Travis County and its residents are known by their fellow Texans as being progressive in their thought, innovative in their expression, and effective in meeting their goals. Judging by their history, Travis County’s residents have displayed these traits from the start. Travis County was created on January 25, 1840 from a portion of Bastrop County, one of the original 23 counties formed when Texas won its independence from Mexico.
In about 1838, Mirabeau Lamar, then President of the fledgling Republic of Texas, became enamored with an area on the Colorado River and began to consider making it the site of the new Republic’s capital. Beginning in August 1839, Stephen F. Austin started selling “city lots” to speculators and potential business owners in a local settlement, then called Waterloo. In December 1839, the Congress of the Republic of Texas authorized the growing settlement as the capital and renamed it Austin.
Most counties throughout Texas were created by survey. Surveyors would then locate the county seat roughly in its center to provide equal access to all its residents. But not Travis County, because the City of Austin was already off and running a full month before Travis County was established around the new Texas capital city.
Technology Built This County — The Railroads and High Technology
In 1850, Austin businessmen impatient for vital transportation and the economic boon it would provide, established The Austin Railroad Commission to encourage railroad construction into the area. Initial optimism was temporarily frustrated by the onset of the Civil War. The war ultimately delayed coveted rail service through Travis County until the early 1870s.
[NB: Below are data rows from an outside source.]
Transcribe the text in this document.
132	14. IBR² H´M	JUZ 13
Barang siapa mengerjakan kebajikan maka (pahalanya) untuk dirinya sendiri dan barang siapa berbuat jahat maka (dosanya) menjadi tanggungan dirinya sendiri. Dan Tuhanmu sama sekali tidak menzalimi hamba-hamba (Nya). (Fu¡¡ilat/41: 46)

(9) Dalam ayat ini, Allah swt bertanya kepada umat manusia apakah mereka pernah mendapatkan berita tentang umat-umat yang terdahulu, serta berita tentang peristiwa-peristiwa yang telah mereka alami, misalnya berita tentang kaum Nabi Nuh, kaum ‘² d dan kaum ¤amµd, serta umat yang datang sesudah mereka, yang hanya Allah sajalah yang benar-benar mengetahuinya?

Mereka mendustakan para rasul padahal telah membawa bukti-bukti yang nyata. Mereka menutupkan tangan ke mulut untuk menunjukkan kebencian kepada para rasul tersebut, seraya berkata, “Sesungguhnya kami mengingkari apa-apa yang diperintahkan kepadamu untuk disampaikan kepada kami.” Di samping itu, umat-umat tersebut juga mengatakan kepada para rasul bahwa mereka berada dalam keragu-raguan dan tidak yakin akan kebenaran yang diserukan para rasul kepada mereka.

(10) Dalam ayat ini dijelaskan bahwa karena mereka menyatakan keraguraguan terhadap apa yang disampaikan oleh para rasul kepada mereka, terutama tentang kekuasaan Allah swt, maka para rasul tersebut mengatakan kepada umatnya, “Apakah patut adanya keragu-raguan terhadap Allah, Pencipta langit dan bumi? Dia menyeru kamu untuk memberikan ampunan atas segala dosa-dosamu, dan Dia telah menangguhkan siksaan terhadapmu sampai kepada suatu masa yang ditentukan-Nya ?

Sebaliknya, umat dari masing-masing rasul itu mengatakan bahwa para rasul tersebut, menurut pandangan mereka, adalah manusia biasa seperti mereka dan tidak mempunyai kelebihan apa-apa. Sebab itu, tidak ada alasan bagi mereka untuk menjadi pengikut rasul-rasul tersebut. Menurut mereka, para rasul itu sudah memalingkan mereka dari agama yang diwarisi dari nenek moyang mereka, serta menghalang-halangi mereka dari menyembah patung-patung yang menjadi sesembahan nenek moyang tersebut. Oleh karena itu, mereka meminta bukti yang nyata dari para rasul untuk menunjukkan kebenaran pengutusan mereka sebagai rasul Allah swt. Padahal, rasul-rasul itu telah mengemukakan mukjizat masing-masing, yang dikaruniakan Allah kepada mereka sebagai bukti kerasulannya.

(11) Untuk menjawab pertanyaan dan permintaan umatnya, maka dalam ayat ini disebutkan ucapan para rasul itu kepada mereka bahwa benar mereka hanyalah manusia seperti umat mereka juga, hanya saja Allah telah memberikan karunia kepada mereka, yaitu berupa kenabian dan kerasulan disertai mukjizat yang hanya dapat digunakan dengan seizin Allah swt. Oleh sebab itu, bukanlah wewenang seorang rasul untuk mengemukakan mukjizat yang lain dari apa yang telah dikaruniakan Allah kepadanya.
A century after those early efforts, Austin again began an initiative to attract new business. This time, the focus wasn’t on locomotives, but instead on high tech. One of the first companies successfully lured to town was a start-up known as Texas Instruments. In the late 50s, Tracor and a branch of industry leader IBM were persuaded to locate in Austin.
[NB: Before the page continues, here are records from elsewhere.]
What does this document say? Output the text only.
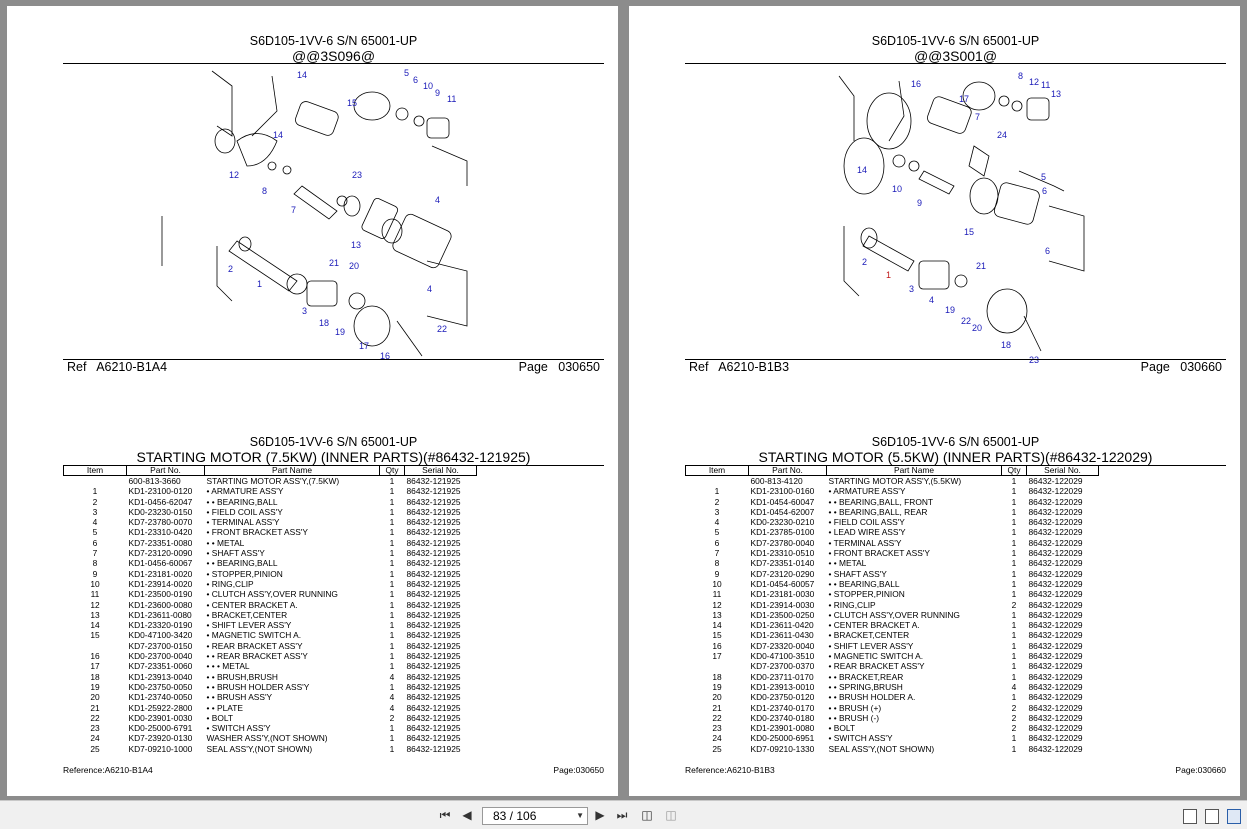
S6D105-1VV-6 S/N 65001-UP
@@3S096@
14	5
6
10
9
11
15
14
12	23
8
7
4
13
21 20
2
1	4
3
18
19	22
17
16
Ref A6210-B1A4	Page 030650
S6D105-1VV-6 S/N 65001-UP
STARTING MOTOR (7.5KW) (INNER PARTS)(#86432-121925)
Item	Part No.	Part Name	Qty	Serial No.
	600-813-3660	STARTING MOTOR ASS'Y,(7.5KW)	1	86432-121925
1	KD1-23100-0120	• ARMATURE ASS'Y	1	86432-121925
2	KD1-0456-62047	• • BEARING,BALL	1	86432-121925
3	KD0-23230-0150	• FIELD COIL ASS'Y	1	86432-121925
4	KD7-23780-0070	• TERMINAL ASS'Y	1	86432-121925
5	KD1-23310-0420	• FRONT BRACKET ASS'Y	1	86432-121925
6	KD7-23351-0080	• • METAL	1	86432-121925
7	KD7-23120-0090	• SHAFT ASS'Y	1	86432-121925
8	KD1-0456-60067	• • BEARING,BALL	1	86432-121925
9	KD1-23181-0020	• STOPPER,PINION	1	86432-121925
10	KD1-23914-0020	• RING,CLIP	1	86432-121925
11	KD1-23500-0190	• CLUTCH ASS'Y,OVER RUNNING	1	86432-121925
12	KD1-23600-0080	• CENTER BRACKET A.	1	86432-121925
13	KD1-23611-0080	• BRACKET,CENTER	1	86432-121925
14	KD1-23320-0190	• SHIFT LEVER ASS'Y	1	86432-121925
15	KD0-47100-3420	• MAGNETIC SWITCH A.	1	86432-121925
	KD7-23700-0150	• REAR BRACKET ASS'Y	1	86432-121925
16	KD0-23700-0040	• • REAR BRACKET ASS'Y	1	86432-121925
17	KD7-23351-0060	• • • METAL	1	86432-121925
18	KD1-23913-0040	• • BRUSH,BRUSH	4	86432-121925
19	KD0-23750-0050	• • BRUSH HOLDER ASS'Y	1	86432-121925
20	KD1-23740-0050	• • BRUSH ASS'Y	4	86432-121925
21	KD1-25922-2800	• • PLATE	4	86432-121925
22	KD0-23901-0030	• BOLT	2	86432-121925
23	KD0-25000-6791	• SWITCH ASS'Y	1	86432-121925
24	KD7-23920-0130	WASHER ASS'Y,(NOT SHOWN)	1	86432-121925
25	KD7-09210-1000	SEAL ASS'Y,(NOT SHOWN)	1	86432-121925
Reference:A6210-B1A4	Page:030650
S6D105-1VV-6 S/N 65001-UP
@@3S001@
8
12 11
13
16
17
7
24
14
10
9
5
6
15
6
2	21
3
4
19
22
20
18
23
1
Ref A6210-B1B3	Page 030660
S6D105-1VV-6 S/N 65001-UP
STARTING MOTOR (5.5KW) (INNER PARTS)(#86432-122029)
Item	Part No.	Part Name	Qty	Serial No.
	600-813-4120	STARTING MOTOR ASS'Y,(5.5KW)	1	86432-122029
1	KD1-23100-0160	• ARMATURE ASS'Y	1	86432-122029
2	KD1-0454-60047	• • BEARING,BALL, FRONT	1	86432-122029
3	KD1-0454-62007	• • BEARING,BALL, REAR	1	86432-122029
4	KD0-23230-0210	• FIELD COIL ASS'Y	1	86432-122029
5	KD1-23785-0100	• LEAD WIRE ASS'Y	1	86432-122029
6	KD7-23780-0040	• TERMINAL ASS'Y	1	86432-122029
7	KD1-23310-0510	• FRONT BRACKET ASS'Y	1	86432-122029
8	KD7-23351-0140	• • METAL	1	86432-122029
9	KD7-23120-0290	• SHAFT ASS'Y	1	86432-122029
10	KD1-0454-60057	• • BEARING,BALL	1	86432-122029
11	KD1-23181-0030	• STOPPER,PINION	1	86432-122029
12	KD1-23914-0030	• RING,CLIP	2	86432-122029
13	KD1-23500-0250	• CLUTCH ASS'Y,OVER RUNNING	1	86432-122029
14	KD1-23611-0420	• CENTER BRACKET A.	1	86432-122029
15	KD1-23611-0430	• BRACKET,CENTER	1	86432-122029
16	KD7-23320-0040	• SHIFT LEVER ASS'Y	1	86432-122029
17	KD0-47100-3510	• MAGNETIC SWITCH A.	1	86432-122029
	KD7-23700-0370	• REAR BRACKET ASS'Y	1	86432-122029
18	KD0-23711-0170	• • BRACKET,REAR	1	86432-122029
19	KD1-23913-0010	• • SPRING,BRUSH	4	86432-122029
20	KD0-23750-0120	• • BRUSH HOLDER A.	1	86432-122029
21	KD1-23740-0170	• • BRUSH (+)	2	86432-122029
22	KD0-23740-0180	• • BRUSH (-)	2	86432-122029
23	KD1-23901-0080	• BOLT	2	86432-122029
24	KD0-25000-6951	• SWITCH ASS'Y	1	86432-122029
25	KD7-09210-1330	SEAL ASS'Y,(NOT SHOWN)	1	86432-122029
Reference:A6210-B1B3	Page:030660
⏮ ◀ 83 / 106	▼ ▶ ⏭ ◫ ◫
Over the next few decades, Travis County became known as the Silicon Valley of Texas as the effort continued to attract tech giants such as AMD, Apple, Dell Computers, Google, Motorola, Samsung, Sematech and 3M (among many others) to the region.
For more than 150 years, Travis County residents have continued to make ambitious goals, and they retain a progressive and innovative reputation that has grown throughout the state, the nation, and now throughout the world.